Activity‐Dependent Regulation of Transcription During Development of Synapses

Publisher Summary

This chapter discusses the role of signaling and transcription during long-term neural change. During the establishment of long-term changes, new proteins are synthesized in a highly context-dependent fashion. This is brought about both by the translation of preexisting messenger ribonucleic acids (mRNAs) and by the activation of specific transcription factors. The Drosophila larval neuromuscular junction (NMJ) has provided a unique paradigm in which the role of transcription in neural development and plasticity has been assessed with remarkable resolution. At this motor synapse, the effect of modulating signaling and transcription factor activation on synaptic strength and size can be determined easily. The availability of classical and modern genetic and genomic methods further enhances the utility of this system. The results indicate the presence of conserved activity-dependent signaling networks that trigger particular transcription factors during long-term synaptic plasticity. Furthermore, as the NMJ grows through development, communication between the pre- and postsynaptic compartments provides signals and constraints to maintain parity. Taken together, the regulation of transcription and protein synthesis during developmental plasticity of the NMJ offers valuable insights into conserved mechanisms of learning and memory across species.

Introduction

Perhaps one of the most intriguing physiological processes in biology is the ability of the brain to acquire, process, store, and retrieve information. Encountering new experiences, making associations, and recalling them at will underscore the utility of learning and memory. Most animals, however primitive, have a semblance of a “neural circuitry” that subserves this function. Instances in which this function of the nervous system is compromised offer one of the best (and the most unfortunate) opportunities for their study. Nowhere is the ability to form new memories more obvious than in cases in which it is lacking, for example, anterograde amnesia (Sacks, 1998). Efforts to understand memory and describe its underpinnings have been remarkably productive. As in most of experimental biology, a top‐down approach has been complemented continually by bottom‐up, reductionist ones. Thus, while an incredible amount of knowledge exists now on information processing by various vertebrate brains, equally substantial progress has been made in understanding the cellular and molecular correlates that operate in neurons.

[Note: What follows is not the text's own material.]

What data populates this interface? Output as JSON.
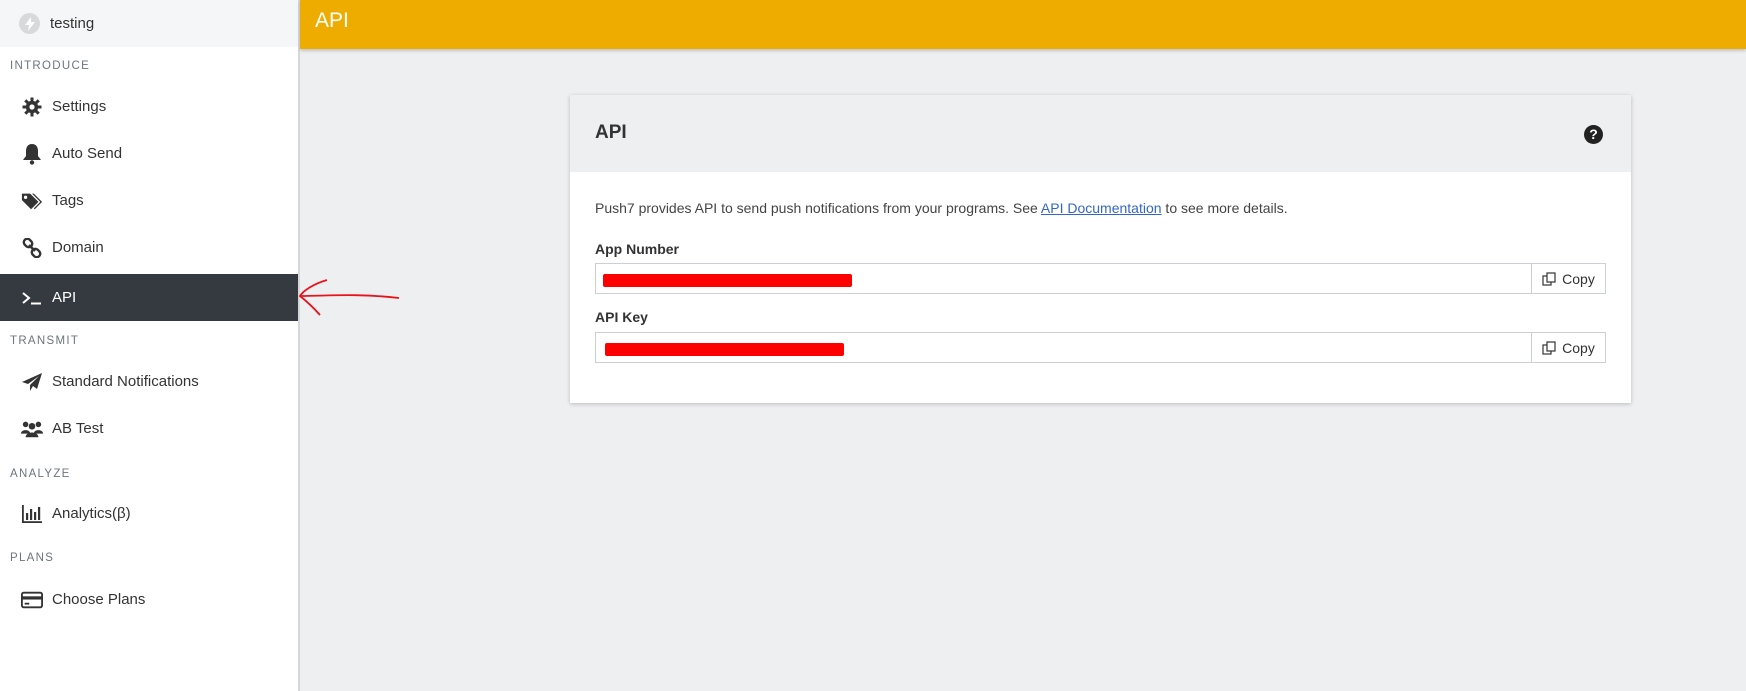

When an organism learns, there are discrete changes in relevant neural circuits. These changes occur simultaneously at several levels and fundamentally alter the way in which neurons connect to one another. Consequently, both the physical connectivity and firing properties of these neurons change (Fregnac, 1996). These modifications, a necessity for long‐term plasticity, are brought about by cellular processes that direct synthesis of new proteins. In several animal models, blocking protein synthesis precludes long‐term plasticity (Castellucci 1986, Frey 1988, Stanton 1984). Based on comparable experiments designed to discriminate between discrete steps of plasticity, the following largely conserved sequential steps can be identified (Fig. 1). On initial patterned neural activity in a given circuit (such as in response to encountering novel stimuli), short‐term changes are quickly set in motion. These changes typically do not require protein synthesis and instead utilize modifications of preexisting proteins in the relevant neurons (Abraham 1991, Bailey 2000). Membrane properties are altered as a consequence of protein modifications and signaling mechanisms are activated. However, these changes are transient and, in turn, are further consolidated by continued neural activity and long‐lasting activation of intracellular signaling (such as those that might be triggered by repetitive trials; Mauelshagen 1996, Mauelshagen 1998). This late phase, invariably involves the synthesis of new proteins, resulting in structural modifications and changes in membrane and synaptic properties that are more permanent. This later phase is known as late long‐term plasticity (L‐LTP) of synapses.

This sequence during the establishment of long‐term changes has been consistently observed in several systems, both in vivo and in “reduced” preparations (Sharma 2003, Waddell 2001). Thus, formation of long‐term memory requires protein synthesis either through translation of preexisting RNA (Klann 2004, Martin 2004, Richter 2001, Steward 2001, Sutton 2005) or through transcription driven primarily by transcription factors that are activated following instructive neural activity and intracellular signaling (Hevroni 1998, Lonze 2002). In this chapter, we focus on the role of signaling and transcription during long‐term neural change. At the outset, it is important to bear in mind that although protein synthesis is a must for L‐LTP, it is usually not the identity of the proteins but rather the “place” where this happens that encodes the “type” of memory. Protein synthesis thus forms the necessary permissive step that underlies synaptic modifications. It does not dictate what kind of memory will be formed and therefore all long‐term changes are expected to share a large majority of new proteins being made.